A chorus of young voices, mostly on key, broke into song along with the disc:
Monday’s child is fair of face,
Tuesday’s child is full of grace,
Wednesday’s child is full of woe,
Thursday’s child has far to go,
Friday’s child is loving and giving,
Saturday’s child works hard for a living,
But the child who is born on the Sabbath Day
Is bonny and blithe and good and gay.
When each child’s day of birth was sung, he or she popped up off the floor, jumping high in the air and waving their colored circles, then sat quickly back down. The song went through three choruses, increasing in speed each time, giving the kids three opportunities to jump. Mrs. Moran stood behind Kristen, who happened to be a Friday, and spun her around each time that day was mentioned, causing her to giggle wildly.

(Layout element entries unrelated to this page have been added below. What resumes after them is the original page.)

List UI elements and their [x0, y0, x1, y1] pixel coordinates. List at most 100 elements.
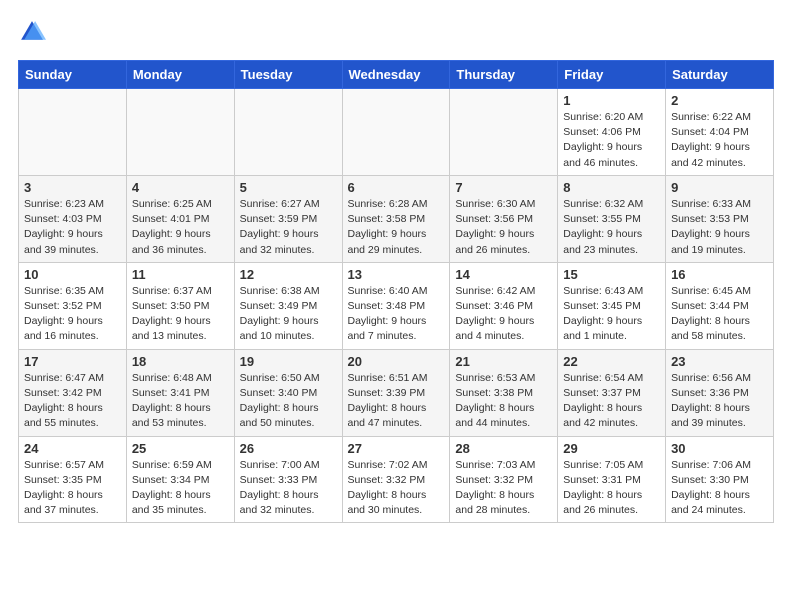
- day-info: Sunrise: 6:20 AM Sunset: 4:06 PM Dayligh…: [563, 110, 660, 171]
- calendar-cell: [19, 89, 127, 176]
- day-info: Sunrise: 7:00 AM Sunset: 3:33 PM Dayligh…: [240, 458, 337, 519]
- calendar-cell: [234, 89, 342, 176]
- day-info: Sunrise: 6:50 AM Sunset: 3:40 PM Dayligh…: [240, 371, 337, 432]
- day-info: Sunrise: 6:37 AM Sunset: 3:50 PM Dayligh…: [132, 284, 229, 345]
- day-info: Sunrise: 6:48 AM Sunset: 3:41 PM Dayligh…: [132, 371, 229, 432]
- calendar-cell: 27 Sunrise: 7:02 AM Sunset: 3:32 PM Dayli…: [342, 436, 450, 523]
- calendar-cell: 3 Sunrise: 6:23 AM Sunset: 4:03 PM Daylig…: [19, 175, 127, 262]
- day-number: 14: [455, 267, 552, 282]
- day-info: Sunrise: 6:47 AM Sunset: 3:42 PM Dayligh…: [24, 371, 121, 432]
- calendar-cell: 24Sunrise: 6:57 AM Sunset: 3:35 PM Dayli…: [19, 436, 127, 523]
- day-number: 13: [348, 267, 445, 282]
- calendar-cell: 18 Sunrise: 6:48 AM Sunset: 3:41 PM Dayli…: [126, 349, 234, 436]
- day-number: 7: [455, 180, 552, 195]
- calendar-week-row: 24Sunrise: 6:57 AM Sunset: 3:35 PM Dayli…: [19, 436, 774, 523]
- calendar-header-tuesday: Tuesday: [234, 61, 342, 89]
- calendar-cell: 4Sunrise: 6:25 AM Sunset: 4:01 PM Daylig…: [126, 175, 234, 262]
- calendar-cell: 25Sunrise: 6:59 AM Sunset: 3:34 PM Dayli…: [126, 436, 234, 523]
- day-info: Sunrise: 6:30 AM Sunset: 3:56 PM Dayligh…: [455, 197, 552, 258]
- calendar-cell: 8 Sunrise: 6:32 AM Sunset: 3:55 PM Daylig…: [558, 175, 666, 262]
- day-info: Sunrise: 6:53 AM Sunset: 3:38 PM Dayligh…: [455, 371, 552, 432]
- day-info: Sunrise: 6:51 AM Sunset: 3:39 PM Dayligh…: [348, 371, 445, 432]
- calendar-cell: 11 Sunrise: 6:37 AM Sunset: 3:50 PM Dayli…: [126, 262, 234, 349]
- calendar-cell: 17 Sunrise: 6:47 AM Sunset: 3:42 PM Dayli…: [19, 349, 127, 436]
- calendar-week-row: 17 Sunrise: 6:47 AM Sunset: 3:42 PM Dayli…: [19, 349, 774, 436]
- day-number: 15: [563, 267, 660, 282]
- logo-icon: [18, 18, 46, 46]
- day-info: Sunrise: 6:28 AM Sunset: 3:58 PM Dayligh…: [348, 197, 445, 258]
- page: SundayMondayTuesdayWednesdayThursdayFrid…: [0, 0, 792, 533]
- logo: [18, 18, 50, 46]
- day-info: Sunrise: 6:38 AM Sunset: 3:49 PM Dayligh…: [240, 284, 337, 345]
- calendar-cell: [126, 89, 234, 176]
- day-number: 9: [671, 180, 768, 195]
- calendar-cell: 9 Sunrise: 6:33 AM Sunset: 3:53 PM Daylig…: [666, 175, 774, 262]
- day-number: 28: [455, 441, 552, 456]
- calendar-cell: 26 Sunrise: 7:00 AM Sunset: 3:33 PM Dayli…: [234, 436, 342, 523]
- day-number: 19: [240, 354, 337, 369]
- calendar-cell: 30 Sunrise: 7:06 AM Sunset: 3:30 PM Dayli…: [666, 436, 774, 523]
- calendar-header-friday: Friday: [558, 61, 666, 89]
- day-info: Sunrise: 6:22 AM Sunset: 4:04 PM Dayligh…: [671, 110, 768, 171]
- header: [18, 18, 774, 46]
- day-number: 29: [563, 441, 660, 456]
- day-number: 1: [563, 93, 660, 108]
- day-info: Sunrise: 6:57 AM Sunset: 3:35 PM Dayligh…: [24, 458, 121, 519]
- day-info: Sunrise: 6:27 AM Sunset: 3:59 PM Dayligh…: [240, 197, 337, 258]
- calendar-cell: 19 Sunrise: 6:50 AM Sunset: 3:40 PM Dayli…: [234, 349, 342, 436]
- day-info: Sunrise: 6:40 AM Sunset: 3:48 PM Dayligh…: [348, 284, 445, 345]
- day-number: 27: [348, 441, 445, 456]
- calendar-cell: [342, 89, 450, 176]
- day-info: Sunrise: 7:05 AM Sunset: 3:31 PM Dayligh…: [563, 458, 660, 519]
- calendar-header-thursday: Thursday: [450, 61, 558, 89]
- calendar-cell: 5 Sunrise: 6:27 AM Sunset: 3:59 PM Daylig…: [234, 175, 342, 262]
- day-number: 4: [132, 180, 229, 195]
- day-number: 5: [240, 180, 337, 195]
- calendar-cell: 6 Sunrise: 6:28 AM Sunset: 3:58 PM Daylig…: [342, 175, 450, 262]
- calendar-week-row: 3 Sunrise: 6:23 AM Sunset: 4:03 PM Daylig…: [19, 175, 774, 262]
- day-number: 20: [348, 354, 445, 369]
- day-info: Sunrise: 6:54 AM Sunset: 3:37 PM Dayligh…: [563, 371, 660, 432]
- calendar-week-row: 10Sunrise: 6:35 AM Sunset: 3:52 PM Dayli…: [19, 262, 774, 349]
- day-number: 23: [671, 354, 768, 369]
- calendar-cell: 20 Sunrise: 6:51 AM Sunset: 3:39 PM Dayli…: [342, 349, 450, 436]
- day-number: 11: [132, 267, 229, 282]
- day-number: 26: [240, 441, 337, 456]
- day-info: Sunrise: 7:06 AM Sunset: 3:30 PM Dayligh…: [671, 458, 768, 519]
- day-number: 6: [348, 180, 445, 195]
- calendar-cell: 16 Sunrise: 6:45 AM Sunset: 3:44 PM Dayli…: [666, 262, 774, 349]
- calendar-header-wednesday: Wednesday: [342, 61, 450, 89]
- day-number: 30: [671, 441, 768, 456]
- day-info: Sunrise: 6:42 AM Sunset: 3:46 PM Dayligh…: [455, 284, 552, 345]
- day-info: Sunrise: 6:32 AM Sunset: 3:55 PM Dayligh…: [563, 197, 660, 258]
- day-info: Sunrise: 6:45 AM Sunset: 3:44 PM Dayligh…: [671, 284, 768, 345]
- day-number: 22: [563, 354, 660, 369]
- calendar-cell: 29 Sunrise: 7:05 AM Sunset: 3:31 PM Dayli…: [558, 436, 666, 523]
- calendar-cell: 28 Sunrise: 7:03 AM Sunset: 3:32 PM Dayli…: [450, 436, 558, 523]
- day-info: Sunrise: 7:02 AM Sunset: 3:32 PM Dayligh…: [348, 458, 445, 519]
- calendar-header-saturday: Saturday: [666, 61, 774, 89]
- day-number: 3: [24, 180, 121, 195]
- day-info: Sunrise: 6:23 AM Sunset: 4:03 PM Dayligh…: [24, 197, 121, 258]
- calendar-cell: 1 Sunrise: 6:20 AM Sunset: 4:06 PM Daylig…: [558, 89, 666, 176]
- day-info: Sunrise: 6:56 AM Sunset: 3:36 PM Dayligh…: [671, 371, 768, 432]
- day-number: 17: [24, 354, 121, 369]
- calendar-cell: 12Sunrise: 6:38 AM Sunset: 3:49 PM Dayli…: [234, 262, 342, 349]
- day-number: 2: [671, 93, 768, 108]
- day-number: 21: [455, 354, 552, 369]
- calendar-cell: 22 Sunrise: 6:54 AM Sunset: 3:37 PM Dayli…: [558, 349, 666, 436]
- day-info: Sunrise: 7:03 AM Sunset: 3:32 PM Dayligh…: [455, 458, 552, 519]
- calendar-cell: 2 Sunrise: 6:22 AM Sunset: 4:04 PM Daylig…: [666, 89, 774, 176]
- calendar-cell: 13 Sunrise: 6:40 AM Sunset: 3:48 PM Dayli…: [342, 262, 450, 349]
- calendar: SundayMondayTuesdayWednesdayThursdayFrid…: [18, 60, 774, 523]
- day-number: 10: [24, 267, 121, 282]
- calendar-cell: 21 Sunrise: 6:53 AM Sunset: 3:38 PM Dayli…: [450, 349, 558, 436]
- day-info: Sunrise: 6:33 AM Sunset: 3:53 PM Dayligh…: [671, 197, 768, 258]
- calendar-cell: 23 Sunrise: 6:56 AM Sunset: 3:36 PM Dayli…: [666, 349, 774, 436]
- calendar-cell: [450, 89, 558, 176]
- day-number: 8: [563, 180, 660, 195]
- calendar-cell: 14 Sunrise: 6:42 AM Sunset: 3:46 PM Dayli…: [450, 262, 558, 349]
- calendar-header-sunday: Sunday: [19, 61, 127, 89]
- day-number: 18: [132, 354, 229, 369]
- day-number: 16: [671, 267, 768, 282]
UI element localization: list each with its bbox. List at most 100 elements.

When the song was over, they fell with exaggerated silliness back on their sit-upons, Lucy being careful to keep her skirt from riding up unexpectedly.
“Good job,” she said, a little out of breath. “All right, I think it’s time for morning snack.” She wiped the sweat off her brow with the sleeve of her sweater. “Whew! All right, guys, while Mrs. Moran gets the juice and trail mix, I just want to say that what you just sang is a very, very old poem, written long before you were born, and while we’re not sure who wrote it, the first time it was ever recorded in a book was in 1838, in England.”